Anthony Alvarez aprimorou sua coleção – e depois desfocou-a nas bordas. O designer marcou encontros em um espaço intimista com um modelo único, e colocou foco no artesanato, na textura e nos efeitos visuais, ao invés do volume.
“É um momento de síntese para a Bluemarble. Reduzimos a edição, focamos em alguns formatos, como calças largas e malhas quadradas.

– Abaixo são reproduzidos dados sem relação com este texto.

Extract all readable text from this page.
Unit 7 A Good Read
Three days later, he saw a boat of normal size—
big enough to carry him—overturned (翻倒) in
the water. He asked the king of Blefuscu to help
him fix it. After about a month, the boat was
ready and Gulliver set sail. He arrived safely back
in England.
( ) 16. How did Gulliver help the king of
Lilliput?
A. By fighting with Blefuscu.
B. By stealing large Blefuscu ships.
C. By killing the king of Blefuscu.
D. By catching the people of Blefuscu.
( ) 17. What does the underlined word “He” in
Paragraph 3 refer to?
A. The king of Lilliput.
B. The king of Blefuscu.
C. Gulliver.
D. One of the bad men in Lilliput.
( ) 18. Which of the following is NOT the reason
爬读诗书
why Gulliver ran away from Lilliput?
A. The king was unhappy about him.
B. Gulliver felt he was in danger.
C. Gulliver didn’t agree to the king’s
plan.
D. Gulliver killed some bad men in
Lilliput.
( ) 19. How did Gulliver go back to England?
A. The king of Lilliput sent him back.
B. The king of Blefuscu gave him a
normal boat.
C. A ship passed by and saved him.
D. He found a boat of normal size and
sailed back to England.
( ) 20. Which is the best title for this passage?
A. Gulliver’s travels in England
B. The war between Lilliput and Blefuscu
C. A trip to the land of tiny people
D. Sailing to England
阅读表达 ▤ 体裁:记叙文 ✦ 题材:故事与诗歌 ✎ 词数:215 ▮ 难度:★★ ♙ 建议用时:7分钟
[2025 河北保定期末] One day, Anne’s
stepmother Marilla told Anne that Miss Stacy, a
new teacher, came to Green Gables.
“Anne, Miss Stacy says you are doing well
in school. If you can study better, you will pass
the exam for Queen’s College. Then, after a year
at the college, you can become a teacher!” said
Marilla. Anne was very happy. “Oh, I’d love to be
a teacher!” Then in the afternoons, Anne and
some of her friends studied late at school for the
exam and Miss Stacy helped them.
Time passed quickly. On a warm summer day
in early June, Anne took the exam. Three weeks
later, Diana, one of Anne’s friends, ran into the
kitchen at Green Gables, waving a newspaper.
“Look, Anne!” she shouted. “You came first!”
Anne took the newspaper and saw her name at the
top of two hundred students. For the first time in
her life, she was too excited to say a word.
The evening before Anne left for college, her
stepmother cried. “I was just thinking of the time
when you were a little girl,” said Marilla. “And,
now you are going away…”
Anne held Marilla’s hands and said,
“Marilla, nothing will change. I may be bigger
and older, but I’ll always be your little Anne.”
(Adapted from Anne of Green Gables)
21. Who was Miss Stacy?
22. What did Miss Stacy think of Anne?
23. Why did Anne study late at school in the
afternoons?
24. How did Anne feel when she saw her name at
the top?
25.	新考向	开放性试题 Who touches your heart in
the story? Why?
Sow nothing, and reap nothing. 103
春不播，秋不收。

Queríamos fazer menos, mas ao máximo, e definir uma bússola futura para a marca”, disse Alvarez.
Ele se inspirou em “Vertigo”, não no filme de Hitchcock, mas na exposição do ano passado na Fondation Carmignac, na ilha de Porquerolles, e aplicou todas as sensações vertiginosas e perspectivas estranhas ao seu trabalho.
Suéteres grossos em azul marinho eram adornados com manchas incompatíveis de tecido vintage colorido, enquanto as costelas lineares em outras malhas se transformavam em padrões em zigue-zague em um ponto – e depois voltavam ao normal.
As calças largas de trabalho vinham com detalhes de tachas marteladas, mas em vez de serem redondas, seus formatos eram instáveis, como gotas de metal derretido.
Alvarez enfeitou suas camisetas leves com desenhos coloridos, todos desenvolvidos internamente. Eles incluem uma imagem sombria de um ser humano com pés enormes e imagens borradas e infantis de flores. Ele acrescentou apliques de lágrimas brancas a uma camisa leve de lenhador, que fazia parecer que ela havia sido pega pela chuva.
Embora a coleção possa ter explorado a ilusão e a distorção, os designs faziam todo o sentido. Havia jaquetas de trabalho com golas removíveis de pele sintética; ternos espaçosos e versáteis com detalhes sutis de gorgorão; e uma linha de jeans lavados com proporções generosas para quem está pronto para seguir em frente, com os pés no chão.